We call the data data region and binlog is part of the data region. Next, multiple segment are called index region. data region is sent in batches when the importer scans the data source. index region is sent after all data are processed, and it may be sent in batches if the size exceeds the limit of the loader’s rpc. When the last index region part is sent, the whole importing process completes.

Bulk Load Usage#

mvn package can be used to generate the tool jar: opemmldb-import.jar.

How to run:

> java -jar openmldb-import.jar --help
Usage: Data Importer [-fhV] [--create_ddl=<createDDL>] --db=<dbName>
                     [--importer_mode=<mode>]
                     [--rpc_size_limit=<rpcDataSizeLimit>] --table=<tableName>
                     -z=<zkCluster> --zk_root_path=<zkRootPath> --files=<files>
                     [,<files>...] [--files=<files>[,<files>...]]...
insert/bulk load data(csv) to openmldb
      --create_ddl=<createDDL>
                            if force_recreate_table is true, provide the create
                              table sql
*     --db=<dbName>         openmldb database
  -f, --force_recreate_table
                            if true, we will drop the table first
*     --files=<files>[,<files>...]
                            sources files, local or hdfs path
  -h, --help                Show this help message and exit.
      --importer_mode=<mode>
                            mode: Insert, BulkLoad. Case insensitive.
      --rpc_read_timeout=<rpcReadTimeout>
                            rpc read timeout(ms)
      --rpc_size_limit=<rpcDataSizeLimit>
                            should >= 33554432
      --rpc_write_timeout=<rpcWriteTimeout>
                            rpc write timeout(ms)
*     --table=<tableName>   openmldb table
  -V, --version             Print version information and exit.
* -z, --zk_cluster=<zkCluster>
                            zookeeper cluster address of openmldb
*     --zk_root_path=<zkRootPath>
                            zookeeper root path of openmldb

--help is used to display all the configurations while * means this field is required.

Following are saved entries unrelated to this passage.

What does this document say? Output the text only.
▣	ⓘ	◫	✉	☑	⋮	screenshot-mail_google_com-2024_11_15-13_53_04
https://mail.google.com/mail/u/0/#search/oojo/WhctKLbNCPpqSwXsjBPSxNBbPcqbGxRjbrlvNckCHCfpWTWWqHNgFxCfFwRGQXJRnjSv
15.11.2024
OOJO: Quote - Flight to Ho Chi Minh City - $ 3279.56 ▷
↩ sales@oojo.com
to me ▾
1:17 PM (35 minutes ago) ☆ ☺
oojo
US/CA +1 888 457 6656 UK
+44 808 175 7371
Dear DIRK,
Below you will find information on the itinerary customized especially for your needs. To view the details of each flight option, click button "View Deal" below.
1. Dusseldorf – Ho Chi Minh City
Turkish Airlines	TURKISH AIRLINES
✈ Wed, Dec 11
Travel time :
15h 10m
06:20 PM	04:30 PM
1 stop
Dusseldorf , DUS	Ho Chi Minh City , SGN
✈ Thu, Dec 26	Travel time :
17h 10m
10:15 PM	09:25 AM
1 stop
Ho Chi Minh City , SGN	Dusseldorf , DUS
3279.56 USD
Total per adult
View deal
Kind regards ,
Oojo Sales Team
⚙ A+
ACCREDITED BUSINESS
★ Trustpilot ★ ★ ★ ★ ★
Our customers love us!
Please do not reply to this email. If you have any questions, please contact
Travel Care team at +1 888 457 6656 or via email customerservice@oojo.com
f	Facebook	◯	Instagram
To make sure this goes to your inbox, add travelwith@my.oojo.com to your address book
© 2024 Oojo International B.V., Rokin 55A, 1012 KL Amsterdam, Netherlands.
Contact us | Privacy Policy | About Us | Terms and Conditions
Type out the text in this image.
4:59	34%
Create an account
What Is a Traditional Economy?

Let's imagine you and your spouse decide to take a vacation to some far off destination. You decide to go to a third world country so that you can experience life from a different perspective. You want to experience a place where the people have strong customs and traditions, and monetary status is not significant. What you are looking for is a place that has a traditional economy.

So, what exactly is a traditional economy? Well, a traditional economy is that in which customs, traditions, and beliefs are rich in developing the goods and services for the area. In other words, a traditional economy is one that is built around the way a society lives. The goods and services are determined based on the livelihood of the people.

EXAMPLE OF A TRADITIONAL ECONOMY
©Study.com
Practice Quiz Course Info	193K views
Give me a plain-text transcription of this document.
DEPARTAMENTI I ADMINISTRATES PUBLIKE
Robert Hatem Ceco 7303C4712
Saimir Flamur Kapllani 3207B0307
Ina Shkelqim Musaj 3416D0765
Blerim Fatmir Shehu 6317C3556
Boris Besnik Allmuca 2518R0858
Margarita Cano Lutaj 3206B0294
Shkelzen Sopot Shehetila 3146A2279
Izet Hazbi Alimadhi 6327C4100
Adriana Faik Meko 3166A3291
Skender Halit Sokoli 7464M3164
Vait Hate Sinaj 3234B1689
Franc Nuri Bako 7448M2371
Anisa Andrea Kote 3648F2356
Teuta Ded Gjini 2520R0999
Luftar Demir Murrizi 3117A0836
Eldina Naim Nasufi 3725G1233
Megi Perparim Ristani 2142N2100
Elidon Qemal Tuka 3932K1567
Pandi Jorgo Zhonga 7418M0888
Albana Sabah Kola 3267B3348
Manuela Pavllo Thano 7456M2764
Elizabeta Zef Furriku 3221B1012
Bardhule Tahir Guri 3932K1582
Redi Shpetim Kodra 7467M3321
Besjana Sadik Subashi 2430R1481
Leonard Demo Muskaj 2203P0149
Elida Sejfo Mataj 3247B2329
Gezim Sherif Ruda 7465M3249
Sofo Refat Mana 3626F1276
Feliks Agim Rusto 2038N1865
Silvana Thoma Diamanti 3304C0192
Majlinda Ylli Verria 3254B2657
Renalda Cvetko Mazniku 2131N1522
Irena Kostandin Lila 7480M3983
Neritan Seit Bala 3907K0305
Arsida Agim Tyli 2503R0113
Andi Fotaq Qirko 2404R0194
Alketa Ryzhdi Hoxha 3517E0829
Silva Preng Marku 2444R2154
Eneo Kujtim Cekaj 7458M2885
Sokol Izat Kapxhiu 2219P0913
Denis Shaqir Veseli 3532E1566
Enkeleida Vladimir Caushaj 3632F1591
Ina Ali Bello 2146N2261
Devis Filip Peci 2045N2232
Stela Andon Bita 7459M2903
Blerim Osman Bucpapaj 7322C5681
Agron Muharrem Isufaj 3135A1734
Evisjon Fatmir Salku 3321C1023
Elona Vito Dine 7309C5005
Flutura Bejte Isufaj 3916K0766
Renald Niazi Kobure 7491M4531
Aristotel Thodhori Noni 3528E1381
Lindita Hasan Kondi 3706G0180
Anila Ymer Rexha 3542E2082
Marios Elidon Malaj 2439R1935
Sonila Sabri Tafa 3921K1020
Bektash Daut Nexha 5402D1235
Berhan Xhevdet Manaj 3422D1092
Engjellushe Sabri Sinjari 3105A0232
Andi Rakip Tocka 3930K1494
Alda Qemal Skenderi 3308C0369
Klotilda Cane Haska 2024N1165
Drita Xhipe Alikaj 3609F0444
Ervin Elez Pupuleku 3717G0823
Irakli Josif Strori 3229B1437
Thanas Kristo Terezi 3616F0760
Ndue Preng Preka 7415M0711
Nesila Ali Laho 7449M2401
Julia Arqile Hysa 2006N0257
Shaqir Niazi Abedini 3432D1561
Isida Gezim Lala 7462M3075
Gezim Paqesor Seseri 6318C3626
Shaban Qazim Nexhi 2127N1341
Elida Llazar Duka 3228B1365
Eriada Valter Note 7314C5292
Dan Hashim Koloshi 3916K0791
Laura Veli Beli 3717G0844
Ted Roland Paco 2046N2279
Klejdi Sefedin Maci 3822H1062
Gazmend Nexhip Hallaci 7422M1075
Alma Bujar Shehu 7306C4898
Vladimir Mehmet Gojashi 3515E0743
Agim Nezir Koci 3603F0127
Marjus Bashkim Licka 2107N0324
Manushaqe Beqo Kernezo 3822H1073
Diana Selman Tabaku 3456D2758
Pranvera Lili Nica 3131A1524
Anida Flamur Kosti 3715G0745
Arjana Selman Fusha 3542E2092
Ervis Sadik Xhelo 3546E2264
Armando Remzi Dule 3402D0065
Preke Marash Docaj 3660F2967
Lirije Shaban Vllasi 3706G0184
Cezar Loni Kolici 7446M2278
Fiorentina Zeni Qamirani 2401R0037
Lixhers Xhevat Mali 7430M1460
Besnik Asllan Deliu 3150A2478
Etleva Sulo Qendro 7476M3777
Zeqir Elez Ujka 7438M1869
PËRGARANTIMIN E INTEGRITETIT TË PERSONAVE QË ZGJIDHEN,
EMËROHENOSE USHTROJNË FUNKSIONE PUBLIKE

Address of openmldb, database name, table name and source file must be configured properly. Only local file in csv format with header is supported currently, and columns’ names of the file must be the same with the columns’ names of the table. Orders of the columns’ names is not necessary.

Table is not required to be existing because the importer can create a table.

But be careful, importing data into a non-empty table will decrease the import efficient severely.

Configuration Adjustment#

Currently, import tool can only be executed in standalone mode. Large-scale data will occupy more resource thus, some operations can be time-consuming.

If oom triggers, you have to increase the -Xmx value. If rpc send fails, you have to increase rpc_write_timeout value, and if rpc respond timeout, please increase rpc_read_timeout value properly.

Error Handling#

Importing process fails when bulk load success is not printed by the importer, when the importer quit or, when failed message is printed by the importer.

Because of the complexity of importing failure, the correct way to handle the error is to drop the table with failure message and rebuild the table, and then import again.

You can use the import tool with configuration -f, and then configure with --created_ddl to generate the create table statement, and then run a new importing job.